My program consists of:
- a queue, used for data transfer between processes
- a user process, which calculates something using data received via the queue
- two maker processes, which generate data and push to the queue
Below is a simplified example. make_data generates random numbers and push to the queue, and the use_data receives the data and compute the average. In total, 2*1000=2000 numbers are generated, and all of them are used. This code runs as expected. After all, all processes becomes terminated and no data is left in the queue.
import random
from multiprocessing import Process, Queue
q = Queue(maxsize=10000)
def make_data(q):
for i in range(1000):
x = random.random()
q.put(x)
print("final line of make data")
def use_data(q):
i = 0
res = 0.0
while i < 2000:
if q.empty():
continue
i += 1
x = q.get()
res = res*(i-1)/i + x/i
print("iter %6d, avg = %.5f" % (i, res))
u = Process(target=use_data, args=(q,))
u.start()
p1 = Process(target=make_data, args=(q,))
p1.start()
p2 = Process(target=make_data, args=(q,))
p2.start()
u.join(timeout=10)
p1.join(timeout=10)
p2.join(timeout=10)
print(u.is_alive(), p1.is_alive(), p2.is_alive(), q.qsize())
Outcome:
final line of make data
final line of make data
iter 2000, avg = 0.49655
False False False 0
Things change when I let the makers generate more than necessary data.

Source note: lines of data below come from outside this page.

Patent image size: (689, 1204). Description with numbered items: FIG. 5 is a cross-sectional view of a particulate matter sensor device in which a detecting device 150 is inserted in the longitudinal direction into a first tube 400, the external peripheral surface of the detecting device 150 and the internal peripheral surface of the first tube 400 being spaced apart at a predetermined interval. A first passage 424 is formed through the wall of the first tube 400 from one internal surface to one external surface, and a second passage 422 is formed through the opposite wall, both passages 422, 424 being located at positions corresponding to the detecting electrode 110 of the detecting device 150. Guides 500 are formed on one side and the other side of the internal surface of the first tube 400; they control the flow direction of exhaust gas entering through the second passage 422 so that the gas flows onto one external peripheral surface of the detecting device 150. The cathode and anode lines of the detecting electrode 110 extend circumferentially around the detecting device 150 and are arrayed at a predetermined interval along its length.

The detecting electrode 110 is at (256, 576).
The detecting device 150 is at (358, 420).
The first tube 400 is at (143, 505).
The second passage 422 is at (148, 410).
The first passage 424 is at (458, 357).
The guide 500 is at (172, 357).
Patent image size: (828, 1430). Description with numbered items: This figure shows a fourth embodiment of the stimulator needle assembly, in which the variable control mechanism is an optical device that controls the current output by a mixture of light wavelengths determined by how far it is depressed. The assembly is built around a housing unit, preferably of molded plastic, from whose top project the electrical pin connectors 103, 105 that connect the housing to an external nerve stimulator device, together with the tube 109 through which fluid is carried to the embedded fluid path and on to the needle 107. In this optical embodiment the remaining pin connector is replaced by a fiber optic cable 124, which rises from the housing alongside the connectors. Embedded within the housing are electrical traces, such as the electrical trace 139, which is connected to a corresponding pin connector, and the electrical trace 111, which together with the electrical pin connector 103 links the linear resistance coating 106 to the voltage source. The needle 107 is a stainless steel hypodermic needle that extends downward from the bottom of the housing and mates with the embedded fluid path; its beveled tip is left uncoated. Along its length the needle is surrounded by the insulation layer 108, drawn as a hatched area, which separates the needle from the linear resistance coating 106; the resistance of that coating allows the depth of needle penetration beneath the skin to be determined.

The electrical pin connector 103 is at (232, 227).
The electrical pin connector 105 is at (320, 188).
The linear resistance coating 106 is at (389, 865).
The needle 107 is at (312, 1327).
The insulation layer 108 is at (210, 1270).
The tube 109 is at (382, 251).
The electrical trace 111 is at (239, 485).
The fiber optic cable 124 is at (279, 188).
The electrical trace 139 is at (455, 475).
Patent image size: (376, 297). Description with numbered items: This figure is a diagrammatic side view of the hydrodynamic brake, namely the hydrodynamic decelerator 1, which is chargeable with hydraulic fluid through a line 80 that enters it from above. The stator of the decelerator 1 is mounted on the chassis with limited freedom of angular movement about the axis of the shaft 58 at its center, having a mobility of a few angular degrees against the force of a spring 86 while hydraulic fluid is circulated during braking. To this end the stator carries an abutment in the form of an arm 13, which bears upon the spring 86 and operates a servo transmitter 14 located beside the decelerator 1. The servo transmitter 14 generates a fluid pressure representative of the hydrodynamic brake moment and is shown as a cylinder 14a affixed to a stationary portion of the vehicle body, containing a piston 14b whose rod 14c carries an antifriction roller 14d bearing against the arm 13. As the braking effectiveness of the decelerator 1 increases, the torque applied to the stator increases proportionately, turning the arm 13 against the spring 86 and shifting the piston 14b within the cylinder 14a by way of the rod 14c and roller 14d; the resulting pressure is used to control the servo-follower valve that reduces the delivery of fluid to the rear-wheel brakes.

The code below differs from the above only in that each maker generates 5000 data, hence not all data are used. When this is run, it prints message of the final lines, but the maker processes never terminate (needs Ctrl-C to stop).
import random
from multiprocessing import Process, Queue
q = Queue(maxsize=10000)
def make_data(q):
for i in range(5000):
x = random.random()
q.put(x)
print("final line of make data")
def use_data(q):
i = 0
res = 0.0
while i < 2000:
if q.empty():
continue
i += 1
x = q.get()
res = res*(i-1)/i + x/i
print("iter %6d, avg = %.5f" % (i, res))
u = Process(target=use_data, args=(q,))
u.start()
p1 = Process(target=make_data, args=(q,))
p1.start()
p2 = Process(target=make_data, args=(q,))
p2.start()
u.join(timeout=10)
p1.join(timeout=10)
p2.join(timeout=10)
print(u.is_alive(), p1.is_alive(), p2.is_alive(), q.qsize())
Outcome:
final line of make data
final line of make data
iter 2000, avg = 0.49388
False True True 8000
# and never finish
It looks to me that all processes run to the end, so wonder why they keep alive. Can someone help me understand this phenomenon?
I ran this program on python 3.6.6 from miniconda distribution.